Weeknotes for the week finishing Friday, 17th April 2026.

This week, I:

The human voice

Giles suspects that people are positive about LLMs when they’re using them to replace other people’s professions. He suspects that people are less positive about LLMs when other people are using LLMs to replace their profession.

I agree, but I’d argue that how a person feels about LLMs relates to more than their profession.

An example. I’m positive about using LLMs for writing Lua and Vimscript. I am not a Lua and Vimscript software developer. LLMs save me time; they help me do something I don’t want to do, but do want the results of doing.

I’m less positive about using LLMs for writing Python. I am a Python software developer. I’ve spent 12 years developing my knowledge, experience, and skill. Several inches of my bookshelf are occupied by the first and second editions of Fluent Python. I’ve spent weekends at Python conferences and enjoyed them. I will enjoy talking to you about my preference for collections.namedtuple over @dataclasses.dataclass, even if you won’t enjoy listening to me.

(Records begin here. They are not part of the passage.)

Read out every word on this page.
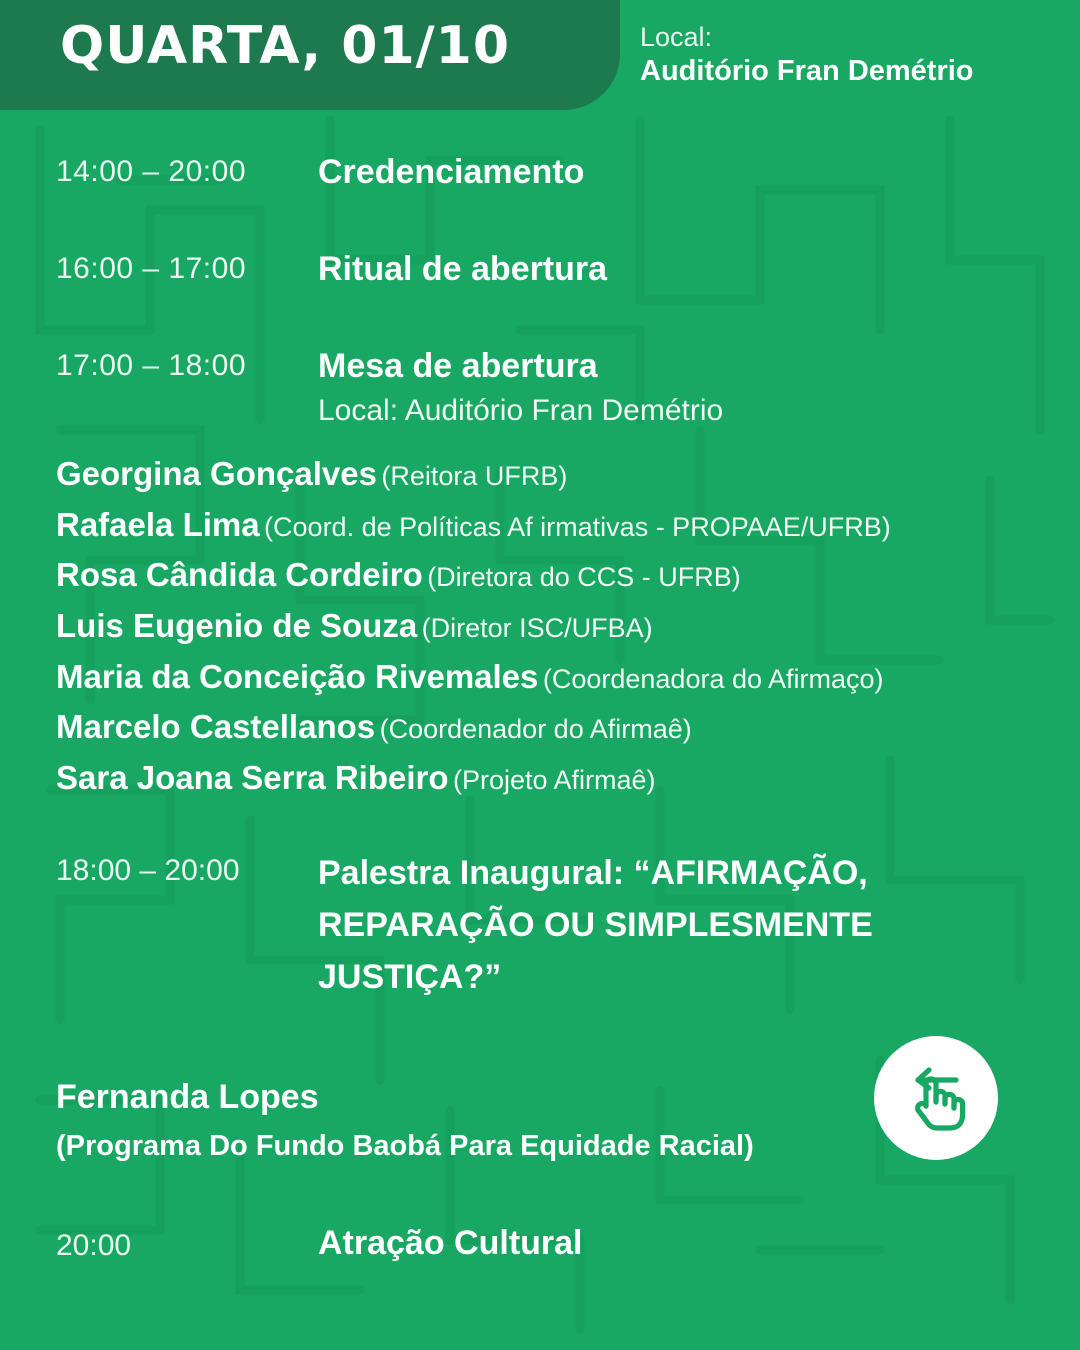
QUARTA, 01/10	Local:
Auditório Fran Demétrio
14:00 – 20:00	Credenciamento
16:00 – 17:00	Ritual de abertura
17:00 – 18:00	Mesa de abertura
Local: Auditório Fran Demétrio
Georgina Gonçalves (Reitora UFRB)
Rafaela Lima (Coord. de Políticas Af irmativas - PROPAAE/UFRB)
Rosa Cândida Cordeiro (Diretora do CCS - UFRB)
Luis Eugenio de Souza (Diretor ISC/UFBA)
Maria da Conceição Rivemales (Coordenadora do Afirmaço)
Marcelo Castellanos (Coordenador do Afirmaê)
Sara Joana Serra Ribeiro (Projeto Afirmaê)
18:00 – 20:00	Palestra Inaugural: “AFIRMAÇÃO, REPARAÇÃO OU SIMPLESMENTE JUSTIÇA?”
Fernanda Lopes
(Programa Do Fundo Baobá Para Equidade Racial)
20:00	Atração Cultural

Yes, how I feel about LLMs relates to my profession. But more than my profession, it relates to my identity.

Ways of working

I’ve always worked in small software development teams, for small-to-medium-sized companies. I’ve taken it for granted that everyone signed up to the agile manifesto. Recently, I’ve encountered other ways of working; ways of working that involve meetings, gantt charts, work plans, and KPIs. These are not my ways of working.